Effect of fluorination on the crystal and electronic structure of organometallic cyclopentadienyl-phenylenediamino-cobalt complexes

Abstract

The fluorinated half sandwich complex [CpCoLF] (Cp = cyclopentadiene; LF = o-perfluoro-phenylenediimine; 2F) shows a T-shaped geometry with the LF ligand coplanar with the metallocycle. The molecules are dimerized in a head-to-tail fashion and arranged in a herringbone manner in the crystal packing. The crystal structure of 2F is different from that of the corresponding hydrocarbon compound (2H). Moreover, the differences due to the presence of fluorine atoms are also highlighted by the analysis of the intermolecular contacts, which show that 2F exhibits several F⋯F contacts, as well as aromatic intra-dimer π … π interactions in addition to C–H … π and C–H⋯F contacts.
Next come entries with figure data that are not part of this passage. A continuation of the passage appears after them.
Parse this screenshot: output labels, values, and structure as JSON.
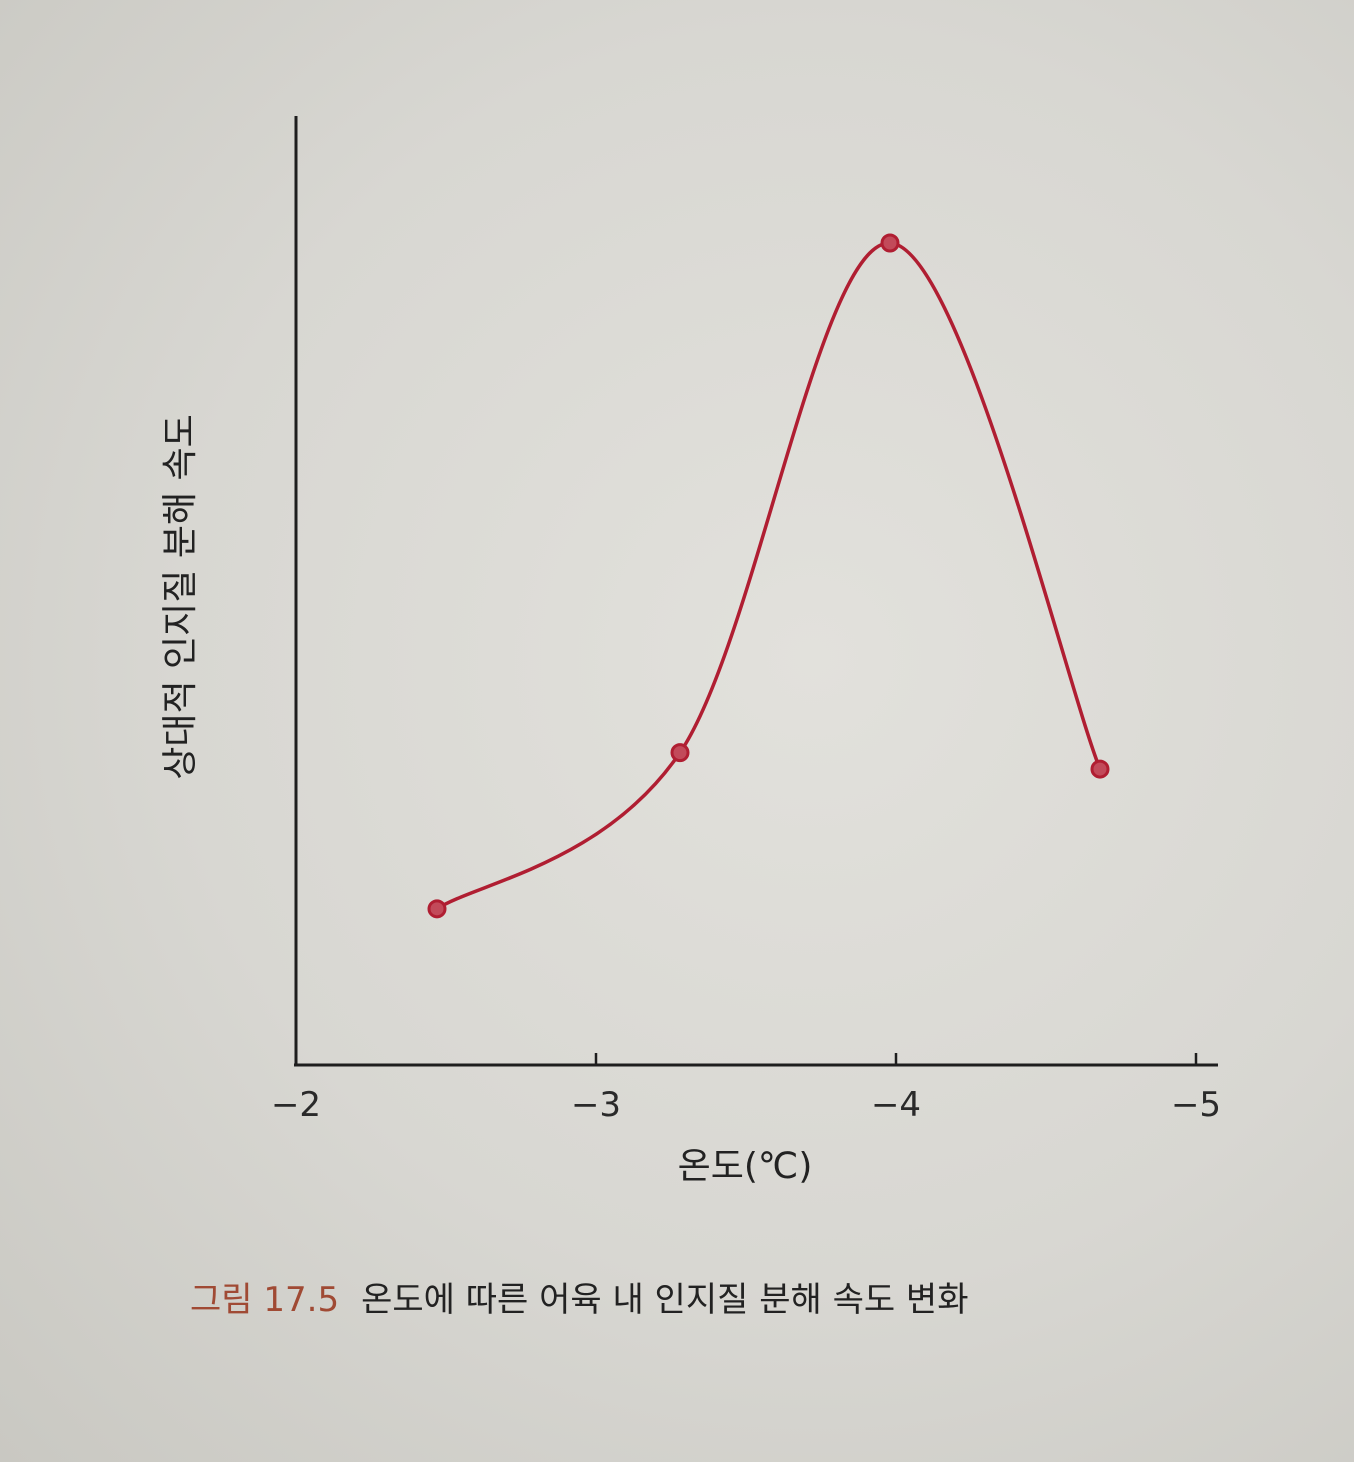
{
  "caption": {
    "label": "그림 17.5",
    "text": "온도에 따른 어육 내 인지질 분해 속도 변화"
  },
  "colors": {
    "series": "#b01e32",
    "point_fill": "#c24a5a",
    "label_accent": "#a04a34"
  },
  "chart_data": {
    "type": "line",
    "title": "",
    "xlabel": "온도(℃)",
    "ylabel": "상대적 인지질 분해 속도",
    "xlim": [
      -2,
      -5
    ],
    "ylim": [
      0,
      1
    ],
    "x_ticks": [
      -2,
      -3,
      -4,
      -5
    ],
    "x_tick_labels": [
      "−2",
      "−3",
      "−4",
      "−5"
    ],
    "y_ticks": [],
    "grid": false,
    "smooth": true,
    "series": [
      {
        "points": [
          {
            "x": -2.47,
            "y": 0.19
          },
          {
            "x": -3.28,
            "y": 0.38
          },
          {
            "x": -3.98,
            "y": 1.0
          },
          {
            "x": -4.68,
            "y": 0.36
          }
        ]
      }
    ]
  }
}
No relevant π … π interactions are observed in the case of 2H. Hirshfeld Surface (HS) analysis also depicted well the differences in the solid state interactions between the different crystal structures. In particular, HS has been useful in highlighting the differences observed between the crystal structure of 2H obtained from Rietveld refinement and that measured on single crystal (2HP and 2HSCH, respectively). The effect of the fluorination on the electronic structure has been investigated also by CV measurements and Density Functional Theory calculations. Both are consistent with a lowering in energy of the molecular orbitals. Data Mining Force Field calculations clearly indicate that the 2HSCH structure is more stable than the 2HP one. These findings can be explained in terms of the energy of the intermolecular interactions. The enhanced stability of the fluorine substitute can be easily explained by the large number of strong interactions involving fluorine atoms.